Lain waktu
kami dibawa ke Jabal Uhud, lokasi perang Uhud pada zaman Rasulullah Shalallahu ‘alaihi wasallam. Kisah perang
Uhud sudah berulang kali saya dengar dalam berbagai kesempatan, entah dalam
tarbiyah, ta’lim ataupun nasihat ketika menjadi panitia suatu kegiatan. Tapi
saat itu, Uhud bagi saya adalah sesuatu yang jauh, baik ruang maupun waktu. Saya
tak punya gambaran apapun akan tempat itu. Yang dapat saya lakukan hanya mengambil
hikmah di dalamnya. Tapi kini, saya menginjakkan kaki di atas lokasi medan
perang itu. Kini saya berdiri di tempat yang sebelumnya hanya saya baca dari
buku-buku shirah. Kini, saya melihat langsung bukit di
mana 40 pasukan pemanah ditempatkan Rasulullah Shallallahu ‘alaihii Wasallam yang kemudian mengabaikan perintah
beliau karena kilauan harta ghanimah. Akhirnya tersisa 10 orang yang bertahan
di atas bukit. Saya bisa membayangkan bagaimana dahsyatnya perang itu di masa
lalu. Saya bisa membayangkan bagaimana Khalid bin Walid yang kala itu belum
masuk islam, melihat peluang ketika pasukan pemanah beramai-ramai turun lalu
menyerang kaum muslimin dari belakang. Saya bisa membayangkan bagaimana paman
Nabi, Hamzah, terbunuh dalam perang tersebut. Saya bisa membayangkan bagaimana
Rasulullah Shallallahu ‘alaihi wasallam terluka parah dan nyaris terbunuh.
Gunung Uhud |
Area perang |
Di area bekas
tetesan darah Rasulullah yang terluka, hingga kini ada bau harum yang dapat
tercium dari jarak 30 meter. Namun karena banyaknya orang yang melakukan
kesyirikan di tempat itu, lokasi pun ditutup rapat dengan tembok batu.

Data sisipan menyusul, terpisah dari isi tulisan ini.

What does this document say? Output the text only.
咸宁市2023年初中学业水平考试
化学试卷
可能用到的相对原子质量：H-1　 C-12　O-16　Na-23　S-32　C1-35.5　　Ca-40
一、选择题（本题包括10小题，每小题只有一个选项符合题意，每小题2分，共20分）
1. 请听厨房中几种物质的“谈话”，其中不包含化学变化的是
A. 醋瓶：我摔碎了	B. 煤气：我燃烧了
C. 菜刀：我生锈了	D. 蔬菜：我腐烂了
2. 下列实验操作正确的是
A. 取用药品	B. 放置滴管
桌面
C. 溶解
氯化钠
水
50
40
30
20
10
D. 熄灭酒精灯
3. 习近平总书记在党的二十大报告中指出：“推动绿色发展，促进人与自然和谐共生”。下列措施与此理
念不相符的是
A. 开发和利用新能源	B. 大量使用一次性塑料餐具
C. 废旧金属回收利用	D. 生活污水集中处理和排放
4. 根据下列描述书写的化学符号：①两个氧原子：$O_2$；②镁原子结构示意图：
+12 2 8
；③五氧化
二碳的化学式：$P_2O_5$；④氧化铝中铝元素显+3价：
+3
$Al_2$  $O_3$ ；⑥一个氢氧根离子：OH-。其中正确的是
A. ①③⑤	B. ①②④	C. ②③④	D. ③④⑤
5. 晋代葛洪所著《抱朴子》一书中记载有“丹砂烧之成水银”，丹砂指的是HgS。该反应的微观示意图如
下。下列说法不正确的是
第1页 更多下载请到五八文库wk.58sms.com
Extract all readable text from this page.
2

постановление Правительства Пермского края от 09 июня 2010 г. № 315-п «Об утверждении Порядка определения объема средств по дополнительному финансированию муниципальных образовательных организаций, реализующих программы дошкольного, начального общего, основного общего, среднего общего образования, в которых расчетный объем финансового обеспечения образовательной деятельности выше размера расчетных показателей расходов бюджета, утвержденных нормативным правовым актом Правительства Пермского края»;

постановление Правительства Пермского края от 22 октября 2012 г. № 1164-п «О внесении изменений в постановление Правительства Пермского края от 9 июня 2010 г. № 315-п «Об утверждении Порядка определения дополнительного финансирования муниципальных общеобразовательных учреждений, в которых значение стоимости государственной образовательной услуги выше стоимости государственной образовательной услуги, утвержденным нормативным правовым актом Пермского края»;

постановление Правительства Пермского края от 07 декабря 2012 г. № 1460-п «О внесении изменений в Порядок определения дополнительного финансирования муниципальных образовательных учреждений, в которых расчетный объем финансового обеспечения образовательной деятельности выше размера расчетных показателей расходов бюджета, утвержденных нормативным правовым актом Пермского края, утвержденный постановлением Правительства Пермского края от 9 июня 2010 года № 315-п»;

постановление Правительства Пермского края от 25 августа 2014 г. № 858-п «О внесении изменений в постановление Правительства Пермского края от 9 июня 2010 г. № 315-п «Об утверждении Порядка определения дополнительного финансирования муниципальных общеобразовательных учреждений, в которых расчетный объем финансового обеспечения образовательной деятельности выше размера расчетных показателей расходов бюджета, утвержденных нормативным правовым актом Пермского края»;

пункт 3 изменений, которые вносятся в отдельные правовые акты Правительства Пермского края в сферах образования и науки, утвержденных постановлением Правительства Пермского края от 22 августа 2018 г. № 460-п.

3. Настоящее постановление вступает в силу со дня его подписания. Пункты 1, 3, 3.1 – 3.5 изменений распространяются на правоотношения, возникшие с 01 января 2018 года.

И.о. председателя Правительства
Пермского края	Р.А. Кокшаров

Sewaktu bus melewati area tersebut, sang sopir membuka pintu mobil bagian depan.
Tiba-tiba Ahmad dan beberapa peserta yang duduk di depan mencium bau harum
seperti mawar. Masya Allah.
Ketika
terjadi banjir bandang di Madinah, seluruh jenazah para syuhada uhud mengambang
ke permukaan. Ajaibnya, jenazah mereka masih utuh seperti baru saja terjadi
peperangan dengan darah yang masih mengalir di sekujur tubuh disertai bau yang
harum. Tetapi hanya dua jenazah yang dapat dikenali. Salah satunya adalah
Hamzah, paman Rasulullah, yang dapat dikenali karena jantungnya yang hilang
diambil Hindun binti Utbah. Peristiwa ini sekaligus bukti nyata atas
kebenaran perkataan Rasulullah Shallallahu
‘alaihi wasallam bahwa bumi tidak memakan jasad para syuhada.
Selain Jabal
Uhud kami juga mendatangi masjid Quba dan melewati beberapa masjid lain di
antaranya masjid Qiblatain, masjid dengan dua kiblat. Saat itu tahun kedua
hijriyah, Rasullah sedang memimpin shalat yang kiblatnya masih menghadap ke
Baitul Maqdis (Masjidil Aqsa). Pada rakaat kedua, Rasulullah mendapat wahyu
(surah Al Baqarah : 144) untuk mengubah arah kiblat ke Masjidil Haram (Ka’bah).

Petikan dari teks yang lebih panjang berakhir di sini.